NEWARK, Ohio — In a special election for Congress, the single most important message to get across is often the date of the election.
"It just might be the most critical thing you leave the voters with," said Wade Rogers, who was with his 15-year-old nephew and wife, Ana Rogers, at the rally Vice President Mike Pence hosted for Republican House candidate Troy Balderson on July 30. For the record, the special election pitting Balderson against Democrat Danny O'Connor and Green Party nominee Joe Manchik is scheduled for Tuesday, Aug. 7.
Pence left no doubt in the packed event hall in the center of picturesque Newark. He repeated the Aug. 7 date no less than a dozen times. He even made the attendees repeat it back to him.
It is a special election, and like most special elections, commentators bill it as an indicator of what is to come in November. How mighty is the "blue wave"? How do suburban Republicans feel about President Trump? And what is the nation's mood overall?
Then again, maybe the election just tells us what is happening in central Ohio at the moment. Maybe we journalists simply overanalyze these low-turnout affairs. It wasn't that long ago that the Democrats won the first seven House special elections in the 2010 cycle and then got trounced in the midterm elections.
The likelihood is high that this Ohio seat will stay Republican (the GOP has held it for 40 years). But it's not guaranteed (Democrats are pumped to show up everywhere). Little polling has been done, and those few surveys show a race that is tightening at the end with Balderson holding a slim lead.
Outside the Pence event, Democratic activists with signs dedicated to every issue imaginable chanted slogans and attempted to engage GOP supporters. One gentleman with a bullhorn chanted, "Balderson hates puppies," at the folks trying to enter.
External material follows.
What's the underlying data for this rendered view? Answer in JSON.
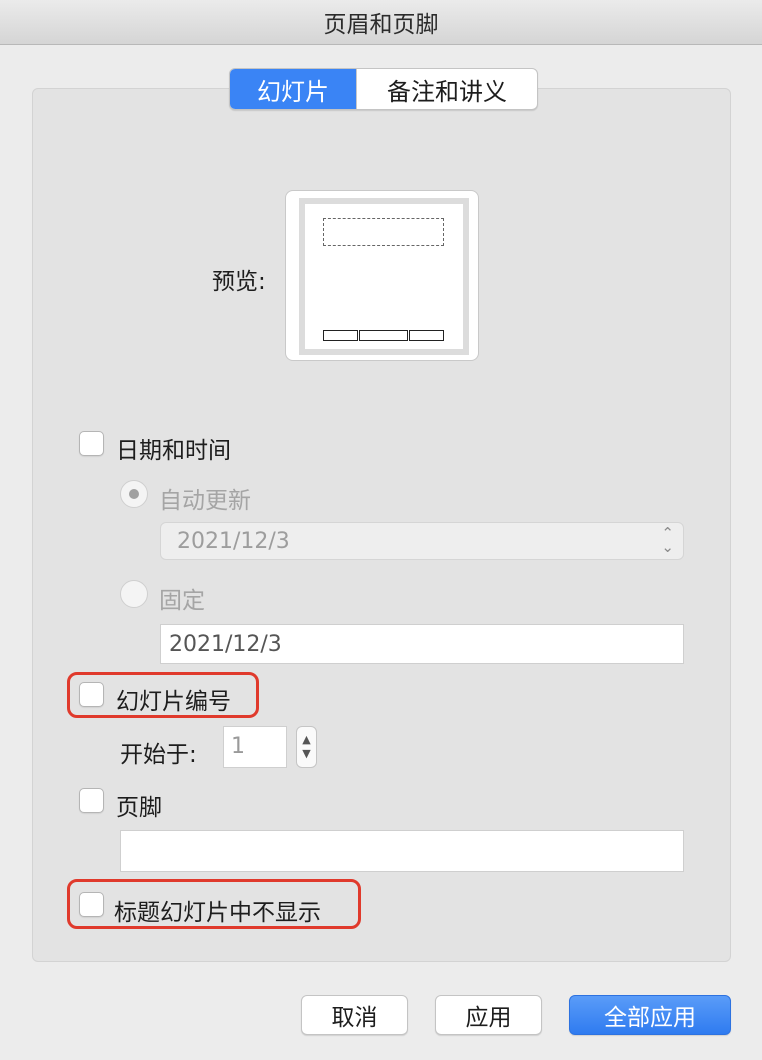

"The Trump hysteria kind of gets old," Rogers says. "Especially when you walk up here to come in line, the first time you've ever been this political — where we've come to a rally of any sort — and when you hear the opposition over there screaming, 'Troy Balderson hates puppies.' I mean, to me that's people that's out of sync with normalcy."
Rogers, who had never been very political, said he knows what is at stake, not just for this special election but also in November. He addressed the question on many reporters' minds: Is he satisfied enough with the results of the Trump presidency to take the time to vote for a member of Congress not once but twice this year?
"Absolutely," he says with a broad grin. "We need to keep showing up. It's important that the president has a Republican Congress to help pass his agenda for the next two years. You don't take these things for granted."
Ana Rogers is the daughter of a Guatemalan immigrant who came to this country in 1968, served in the U.S. Army and then earned his citizenship. She agreed, saying: "My father, a true patriot to this country, instilled in me the importance of showing up to vote. I have been more than thrilled with this administration, and I understand how important it is to show up for these congressional races."
The Rogers, both 42, have two adult daughters who serve in the U.S. Navy. Neither of them watch cable news television. "Oh, we turned that off a while ago," explained Ana Rogers, who said there is a big world out here not filled with cable news bickering and grandstanding.
Attending alone, Danny Barren was one of many young people packed into the event to hear what the vice president had to say, and to show his support for Balderson. Towering well over 6 feet, the serious-minded biochemistry and theology major at Wittenberg University is also an offensive lineman for the football team and a proud libertarian. The 20-year-old native of Gahanna, Ohio, said he will vote in person for the Tuesday special election and via absentee ballot for the Republican House nominee in the fall. Barren supports Trump's policies but is not so thrilled with his rhetoric. "For me it can get to be a little too much," he said.
Balderson's event could not have been more enthusiastic. The room was packed, and the crowd overflow filled the lobby and spilled out into the streets. As the Pence-Balderson motorcade drove out of town, people lined the square to wave.
When the news hit Thursday that Trump was coming Saturday for yet another rally, observers wondered: Had the race dangerously tightened, and was O'Connor on the cusp of a Conor Lamb-type win? Or did the president just want to drive a sure thing home with an appearance?
We won't know any of those answers until Tuesday evening, and us overanalyzing the results is a given. But one thing is for certain: Trump voters are excited to turn out in Ohio. They understand not just the optics but the policy implications of not turning out — likely more so than the Trump supporters did in previous special elections.